Figure 19-6. If you're used to testing your animation inside the Flash development environment, you'll be shocked when you see how long it takes to download and play your animation over the web. Flash automatically adjusts for standard line congestion to give you a more realistic picture. So, for example, when you choose the 14.4 kbps setting, Flash actually simulates the transfer at the slightly lower rate of 12.0 kbps.
Unless you're planning to let only certain folks view your animation (for example, students in your company's training classes), you can't possibly know for sure what connection rates your audience will be using. The best approach is to test a likely range. If the animation plays excruciatingly slowly at the lowest connection speed in your test range, consider either optimizing or offering a low-bandwidth version. Chapter 20 (Ten Optimization Strategies) tells you how.
Figure 19-7. To keep up with the latest advances in transfer technology, you can select a faster transfer rate than any of the options Flash has. To do so, select View→Download Settings→Customize, and then type a label and the new transfer speed you want to test (from 1 byte per second to 10,000,000).
Choose View→Simulate Download.
The test window clears, and Flash plays your animation at the rate it would play it if it had to download your file from a web server at the connection speed you chose in step 2.
Repeat steps 2 and 3 for each connection speed you want to test.
If you're like most folks, you'll find that your animation takes too long to play at one—or even all—of the simulated connection speeds you test. Fortunately, Flash gives you additional tools to help you pinpoint which frames take longest to download (so that you know which frames to optimize). Read on for details.
Simulating downloads at different connection speeds gives you a general, overall feel for whether you'll need to optimize your animation or give your audience a low-bandwidth alternative (or both). But to get more precise information, like which frames represent the greatest bottlenecks, turn to the bandwidth profiler report (Figure 19-8).
Figure 19-8. Flash assumes you want it to display your bandwidth reports in Streaming Graph format, as shown here, unless you tell it otherwise. Unfortunately, analyzing the graph on this kind of report can be tricky; to match a stacked segment to a particular frame, you have to click the stacked segment. When you do, Flash displays the associated frame in the Frame field on the left side of the report.
To generate a bandwidth profiler report:
Choose Control→Test Movie→in Flash Professional.

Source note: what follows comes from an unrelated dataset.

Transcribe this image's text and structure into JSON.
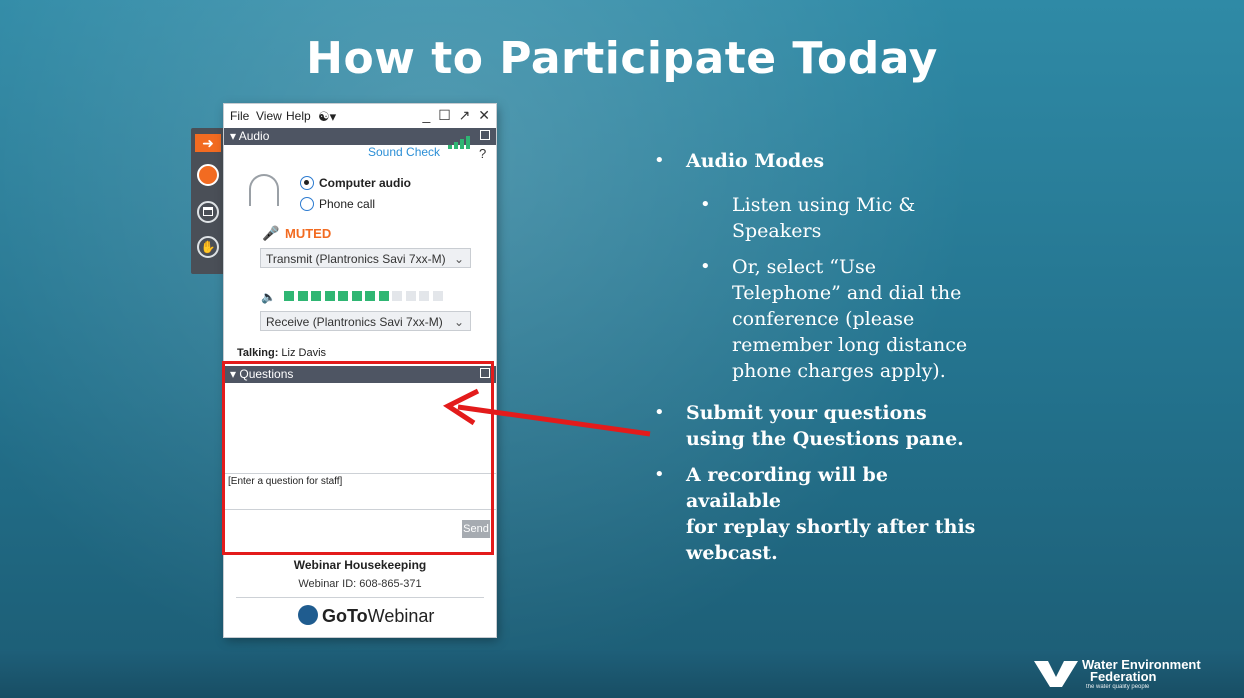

The Flash Player (test window) appears containing your running animation.
In the test window, select View→Bandwidth Profiler.
In the top half of the window, Flash displays a report similar to the one in Figure 19-8.

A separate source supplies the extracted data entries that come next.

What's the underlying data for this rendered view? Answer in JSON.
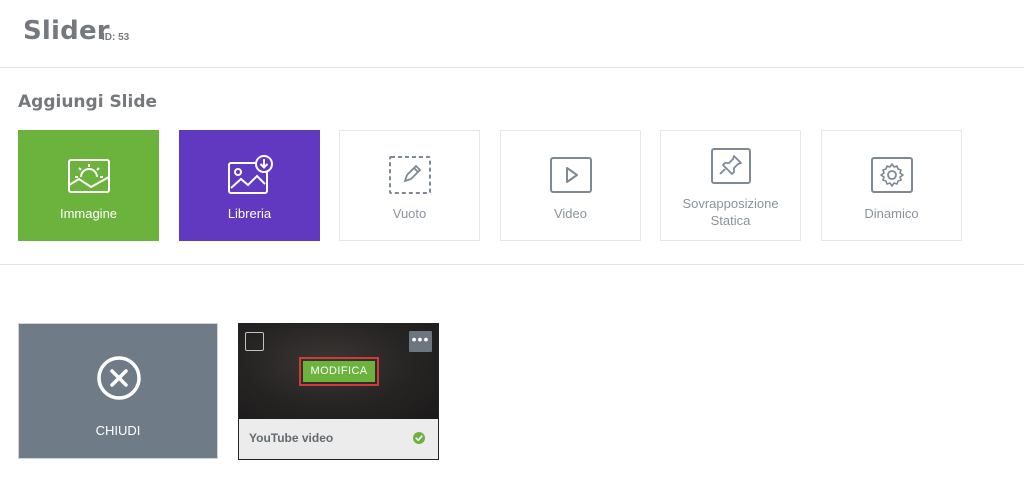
{
  "header": {
    "title": "Slider",
    "id_label": "ID: 53"
  },
  "add_section": {
    "title": "Aggiungi Slide",
    "tiles": [
      {
        "label": "Immagine",
        "icon": "image-sun-icon",
        "color": "#6cb33e"
      },
      {
        "label": "Libreria",
        "icon": "library-download-icon",
        "color": "#6039c0"
      },
      {
        "label": "Vuoto",
        "icon": "dashed-pencil-icon"
      },
      {
        "label": "Video",
        "icon": "play-icon"
      },
      {
        "label": "Sovrapposizione Statica",
        "icon": "pin-icon"
      },
      {
        "label": "Dinamico",
        "icon": "gear-icon"
      }
    ]
  },
  "close_card": {
    "label": "CHIUDI",
    "icon": "close-circle-icon",
    "color": "#6f7b86"
  },
  "slide": {
    "name": "YouTube video",
    "edit_label": "MODIFICA",
    "menu_label": "•••",
    "status_icon": "check-circle-icon",
    "status_color": "#6cb33e"
  }
}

Select View→Frame By Frame Graph.
The graph Flash displays when you choose the Frame By Frame option makes detecting rogue frames much easier than if you stick with Flash's suggested View→Streaming Graph option shown in Figure 19-8. Figure 19-9 has an example of a Frame By Frame graph.
Select View→Simulate Download.
The progress bar at the top of the bandwidth profiler report moves as Flash simulates a download.
Figure 19-9. On the left side of this Frame By Frame bandwidth profiler report, you see animation properties pertinent to playback, including the .swf file size and the stage dimensions and frame rate you set in Flash. The right side of the report shows you a frame-by-frame picture of the download process. Frame bars that appear above the red line (here, Flash has drawn the red line at 400B) mean a wait for data. So Frame 1, along with most of the frames between Frame 10 and Frame 22, are the culprits in this slow-playing animation; at a connection speed of 56 kbps, they make Flash pause the animation while they're being downloaded.
The report gives you information you can use to figure out which frames of your animation are hogging all the bandwidth. You'll find a timeline and a playhead at the top of the report. As your animation plays, the playhead moves along the timeline to help you see at a glance which frames are causing Flash to display those tall bandwidth-hogging frame bars. Preload, the most useful number, tells you how long your audience has to sit and wait before your animation begins. These are the details you'll find in the bandwidth profiler report:
Dimensions (Dim). The width and height of the stage in pixels (Setting Document Properties).
Frame rate (Fr rate). The frame rate you set for this animation (Setting a Document Frame Rate).
Size. The size of the .swf file Flash created when you exported (began testing) the movie.
Duration. The number of frames in this animation, followed by the number of seconds the frames take to play based on the frame rate you set.
Preload. The total number of seconds it takes Flash to begin playing the animation at the bandwidth setting you chose (see Publishing Your Animations).
Bandwidth. The connection simulation speed you chose by selecting View→Download Settings.
Frame. The frame Flash is currently loading.
If your animation played just fine, try testing it using a slower simulated connection. (Your goal is to make sure as much of your potential audience can enjoy your animation as possible—even folks running over slow connections and congested networks.) To do this test, redisplay the bandwidth profiler report, this time using a different connection simulation speed:
Choose View→Download Settings.
A submenu menu appears, showing a list of possible connection simulation speeds, like 28.8, 56K, and T1.
Choose the new simulation speed you want to test. Then choose View→Simulate Download again.
A new bandwidth profiler report appears, based on the new connection speed (Figure 19-10).
Figure 19-10. Oh, what a difference a faster connection speed makes! Here, every last one of the frames in the animation appears below the red line that Flash has drawn at 10.9 KB, meaning that audiences running T1 connections don't have to wait one split second for the animation to download and begin playing.